On easy days, the insole, topsole, and midsole provide comfortable impact protection. On faster days, the relative firmness of the single-density midsole kicks in.
The firm-soft ride is also unique in the running footwear industry where most midsoles are getting softer. The firmness makes the Ride 14 suitable not just for various use-cases, but for different runner groups as well.
The Ride 14’s upper is the best in the series. The mesh is softer, and so are the laces and padded areas like the tongue and heel. The fit is relatively more spacious than some of the narrower Ride iterations.
9) Saucony Triumph 19
We like the newer Triumph version (including the V18) much better than the Everun (Triumph ISO V1 – 5) versions.
Though both the Saucony cushioning technologies are based on expanded Polyurethane, the Pwrrun+ foam delivers superior cushioning and responsiveness.

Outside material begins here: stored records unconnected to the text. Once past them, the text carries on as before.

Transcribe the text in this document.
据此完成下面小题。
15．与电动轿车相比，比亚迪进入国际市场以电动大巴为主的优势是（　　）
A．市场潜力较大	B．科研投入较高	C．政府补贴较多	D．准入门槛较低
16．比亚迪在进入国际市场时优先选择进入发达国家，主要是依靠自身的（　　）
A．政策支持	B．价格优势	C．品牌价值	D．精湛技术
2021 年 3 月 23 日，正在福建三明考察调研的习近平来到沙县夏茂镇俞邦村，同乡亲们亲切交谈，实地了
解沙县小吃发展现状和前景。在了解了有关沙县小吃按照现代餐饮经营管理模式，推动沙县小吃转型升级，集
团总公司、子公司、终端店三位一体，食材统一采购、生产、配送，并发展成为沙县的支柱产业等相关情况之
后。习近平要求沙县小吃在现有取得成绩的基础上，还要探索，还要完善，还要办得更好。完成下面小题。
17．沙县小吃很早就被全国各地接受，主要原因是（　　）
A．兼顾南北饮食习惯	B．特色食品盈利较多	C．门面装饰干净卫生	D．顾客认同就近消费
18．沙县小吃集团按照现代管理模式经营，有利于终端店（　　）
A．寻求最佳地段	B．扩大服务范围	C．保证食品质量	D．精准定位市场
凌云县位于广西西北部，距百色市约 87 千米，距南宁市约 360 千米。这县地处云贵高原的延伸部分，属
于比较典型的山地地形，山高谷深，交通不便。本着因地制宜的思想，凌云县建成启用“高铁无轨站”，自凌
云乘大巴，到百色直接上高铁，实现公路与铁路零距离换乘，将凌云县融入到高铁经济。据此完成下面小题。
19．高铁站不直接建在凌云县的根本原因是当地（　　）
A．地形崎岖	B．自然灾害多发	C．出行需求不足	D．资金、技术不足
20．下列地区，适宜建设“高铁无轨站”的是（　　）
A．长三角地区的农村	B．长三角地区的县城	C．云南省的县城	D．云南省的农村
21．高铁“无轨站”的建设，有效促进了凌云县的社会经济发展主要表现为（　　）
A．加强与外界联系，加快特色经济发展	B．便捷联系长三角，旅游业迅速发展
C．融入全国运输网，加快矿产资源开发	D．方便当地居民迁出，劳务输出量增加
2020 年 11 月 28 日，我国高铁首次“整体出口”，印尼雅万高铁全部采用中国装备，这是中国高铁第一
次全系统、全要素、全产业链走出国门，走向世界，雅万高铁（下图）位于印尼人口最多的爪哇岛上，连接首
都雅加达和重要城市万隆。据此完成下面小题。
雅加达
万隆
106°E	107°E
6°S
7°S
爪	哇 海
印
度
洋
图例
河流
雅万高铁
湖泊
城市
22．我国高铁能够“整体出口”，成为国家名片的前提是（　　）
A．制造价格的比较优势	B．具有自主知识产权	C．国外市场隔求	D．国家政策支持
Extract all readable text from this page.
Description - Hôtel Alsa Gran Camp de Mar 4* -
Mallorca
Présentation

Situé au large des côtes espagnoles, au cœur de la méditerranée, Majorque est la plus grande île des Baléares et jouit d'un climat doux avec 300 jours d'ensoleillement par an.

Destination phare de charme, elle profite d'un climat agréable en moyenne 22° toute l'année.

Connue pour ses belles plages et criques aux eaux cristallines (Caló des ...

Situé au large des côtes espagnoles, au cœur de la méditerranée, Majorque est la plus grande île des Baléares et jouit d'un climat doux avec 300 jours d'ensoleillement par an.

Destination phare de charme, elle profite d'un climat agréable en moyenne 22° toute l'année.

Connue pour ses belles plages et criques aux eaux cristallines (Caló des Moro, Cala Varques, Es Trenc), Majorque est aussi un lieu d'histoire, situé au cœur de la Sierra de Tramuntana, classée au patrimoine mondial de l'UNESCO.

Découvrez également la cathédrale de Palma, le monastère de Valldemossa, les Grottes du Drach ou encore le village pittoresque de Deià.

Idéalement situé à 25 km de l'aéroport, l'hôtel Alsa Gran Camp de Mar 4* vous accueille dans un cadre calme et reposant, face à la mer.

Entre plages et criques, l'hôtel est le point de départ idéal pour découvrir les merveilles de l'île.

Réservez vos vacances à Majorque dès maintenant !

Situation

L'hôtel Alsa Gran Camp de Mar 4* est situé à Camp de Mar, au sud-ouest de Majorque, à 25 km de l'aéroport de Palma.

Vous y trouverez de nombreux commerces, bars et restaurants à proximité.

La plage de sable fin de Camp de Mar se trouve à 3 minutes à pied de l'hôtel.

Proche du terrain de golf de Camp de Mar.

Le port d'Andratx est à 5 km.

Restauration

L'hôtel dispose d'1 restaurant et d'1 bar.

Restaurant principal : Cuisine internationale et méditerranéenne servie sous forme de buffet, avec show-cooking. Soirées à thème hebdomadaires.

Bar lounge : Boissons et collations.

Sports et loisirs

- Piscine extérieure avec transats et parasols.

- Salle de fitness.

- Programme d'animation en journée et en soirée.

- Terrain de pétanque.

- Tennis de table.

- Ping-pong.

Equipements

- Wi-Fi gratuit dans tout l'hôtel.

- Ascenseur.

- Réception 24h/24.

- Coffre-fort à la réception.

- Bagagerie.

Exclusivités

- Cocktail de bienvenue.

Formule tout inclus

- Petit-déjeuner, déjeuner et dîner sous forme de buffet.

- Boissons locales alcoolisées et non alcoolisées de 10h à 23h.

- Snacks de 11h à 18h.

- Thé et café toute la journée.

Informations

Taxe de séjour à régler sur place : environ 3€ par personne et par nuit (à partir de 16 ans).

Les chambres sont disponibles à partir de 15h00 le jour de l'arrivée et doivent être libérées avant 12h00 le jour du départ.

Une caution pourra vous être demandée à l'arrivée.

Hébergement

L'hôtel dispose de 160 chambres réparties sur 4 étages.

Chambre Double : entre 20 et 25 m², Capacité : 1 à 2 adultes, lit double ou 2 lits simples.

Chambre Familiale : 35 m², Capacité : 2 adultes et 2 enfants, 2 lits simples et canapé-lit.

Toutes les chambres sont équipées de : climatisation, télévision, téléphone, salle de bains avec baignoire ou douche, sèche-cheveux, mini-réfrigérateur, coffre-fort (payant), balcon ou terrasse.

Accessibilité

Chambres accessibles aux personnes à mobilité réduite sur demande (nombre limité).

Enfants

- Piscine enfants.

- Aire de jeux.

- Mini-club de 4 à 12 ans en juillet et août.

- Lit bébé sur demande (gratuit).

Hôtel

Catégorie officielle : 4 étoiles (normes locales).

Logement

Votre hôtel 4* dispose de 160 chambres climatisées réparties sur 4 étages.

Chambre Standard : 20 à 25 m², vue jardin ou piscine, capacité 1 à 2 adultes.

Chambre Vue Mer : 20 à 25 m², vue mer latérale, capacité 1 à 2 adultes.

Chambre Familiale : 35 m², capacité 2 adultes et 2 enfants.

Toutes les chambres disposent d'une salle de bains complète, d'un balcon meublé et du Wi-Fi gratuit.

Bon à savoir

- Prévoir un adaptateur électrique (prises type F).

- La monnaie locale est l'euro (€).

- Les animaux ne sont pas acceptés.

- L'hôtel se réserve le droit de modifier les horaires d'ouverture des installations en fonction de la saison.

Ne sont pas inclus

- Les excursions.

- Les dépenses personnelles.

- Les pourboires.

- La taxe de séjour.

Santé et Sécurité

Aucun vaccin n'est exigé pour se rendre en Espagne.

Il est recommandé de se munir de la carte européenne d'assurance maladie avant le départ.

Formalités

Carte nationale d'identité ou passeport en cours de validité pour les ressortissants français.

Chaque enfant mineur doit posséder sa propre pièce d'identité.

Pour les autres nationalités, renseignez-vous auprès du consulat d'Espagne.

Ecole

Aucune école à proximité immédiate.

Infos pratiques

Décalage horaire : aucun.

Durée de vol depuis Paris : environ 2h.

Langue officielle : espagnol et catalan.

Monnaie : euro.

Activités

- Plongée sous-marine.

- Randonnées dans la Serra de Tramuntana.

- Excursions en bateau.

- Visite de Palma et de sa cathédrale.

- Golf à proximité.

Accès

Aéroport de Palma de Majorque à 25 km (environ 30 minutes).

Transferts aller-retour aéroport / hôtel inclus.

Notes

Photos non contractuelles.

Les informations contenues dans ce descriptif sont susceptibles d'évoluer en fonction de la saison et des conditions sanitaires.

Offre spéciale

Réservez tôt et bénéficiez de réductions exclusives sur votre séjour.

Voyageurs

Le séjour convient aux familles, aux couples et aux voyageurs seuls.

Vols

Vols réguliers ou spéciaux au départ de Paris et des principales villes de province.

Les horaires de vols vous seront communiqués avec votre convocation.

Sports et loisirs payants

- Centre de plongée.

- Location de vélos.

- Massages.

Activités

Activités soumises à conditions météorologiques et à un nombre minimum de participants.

It’s worth mentioning that Pwrrun+ isn’t as soft as adidas Boost. The cushioning quality is a satisfying middle ground between cushioning softness and ride stability.
Also, the Triumph 19 has a high-volume midsole that is wide under the heel and forefoot.
This form factor appeals to runners of all classes during long-distance runs or daily runs at easy speeds. The rubber outsole has a generous surface contact area for optimal traction and durability.
While the Triumph 18 and 19 are pretty similar in how they feel under the foot, the V19’s upper features several improvements. By getting rid of unnecessary layers, the new Triumph acquires a visually cleaner exterior.